Another group in need of support includes those who have not been made redundant but are laid off without pay. In other words, there is formal employment, but no income. Do they deserve help? In my opinion, they certainly do. Migrants – internal and external, who have lost their jobs and are unable to return home – also need help.

Some countries – the USA, for example – are prepared to give money to a fairly broad category of their citizens and do it quickly. The vast majority of taxpayers will receive full federal aid ($1,200 for each with an annual income less than $75,000, plus $500 per child; those who earned more than $75,000 last year will receive less, and those who earned more than $99,000 will not receive payment). More importantly, a small and medium business assistance package has been adopted, which is rightly considered the foundation of the American economy and political stability. Of course, all this may not be very effective and not very fair, because not all recipients of such transfers are in dire need of it. However, a more targeted approach suggests that we can quickly identify everyone who really needs help.
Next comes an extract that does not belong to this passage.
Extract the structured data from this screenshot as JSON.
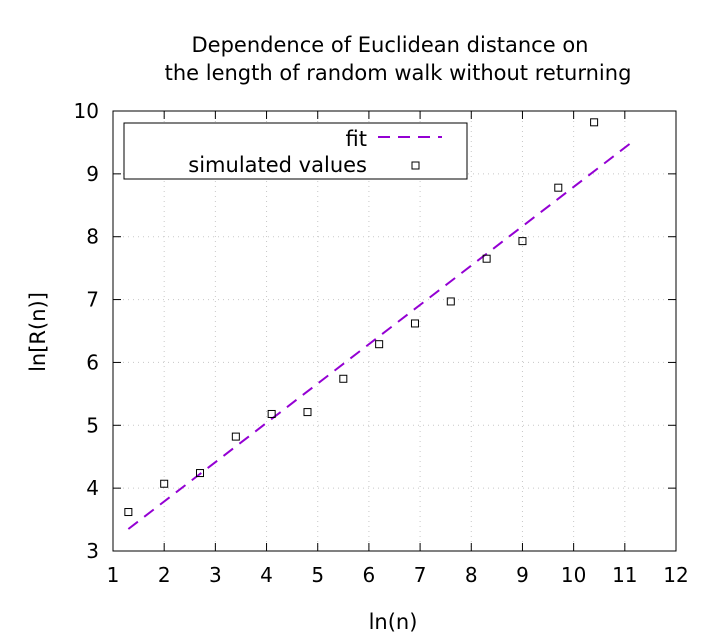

And if we can’t? Then the targeted approach is neither effective nor fair.

Supporting business. A special problem is saving medium, small and micro businesses. It seems to me that this is a fundamental thing. Its destruction would impede the subsequent recovery of the economy (employment and income) and bring the threat of high and long-term unemployment. If the state (perhaps?) knows how to help large companies and with what, then supporting this heterogeneous population is a much more difficult task. The set of potential measures is widely discussed; it includes tax holidays, interest-free loans, reduction and postponement of rent payments, etc. A business that has lost turnover cannot pay its salary, rent, taxes or interest on loans. Then the state should look for ways to at least partially cover or write off these expenses as well. Follow the path of paying part of wages to employees if employers agree not to make them redundant. A special point is minimizing control and supervision measures, many of which would be blatantly damaging in the current situation.

The question arises: how much would a rescue cost, and at whose expense? It costs a lot, and there is only one bill here, which is to the state. In the U.S., the amount of emergency and unconditional aid alone is 5.5% of GDP, while in Western Europe it is less, but also goes on a percentage of GDP. As for the full package of measures, which includes, in addition to direct payments, deferrals of various mandatory payments and government guarantees to maintain liquidity, the amounts are already measured in tens of percent of GDP. These are preliminary estimates, and the scale of aid may even increase.

The Russian government has reserves in the form of the National Welfare Fund, which is more than 7% of GDP, much larger than the average direct fiscal stimulus (supporting payments) of the US and European countries. The NWF was created as a rainy-day insurance fund. This day has come. There are no such reserves in regional budgets, and attempts to solve the problem at the expense of the population or at the expense of sinking businesses will not help and would only undermine both the economy and the trust in the state for years to come.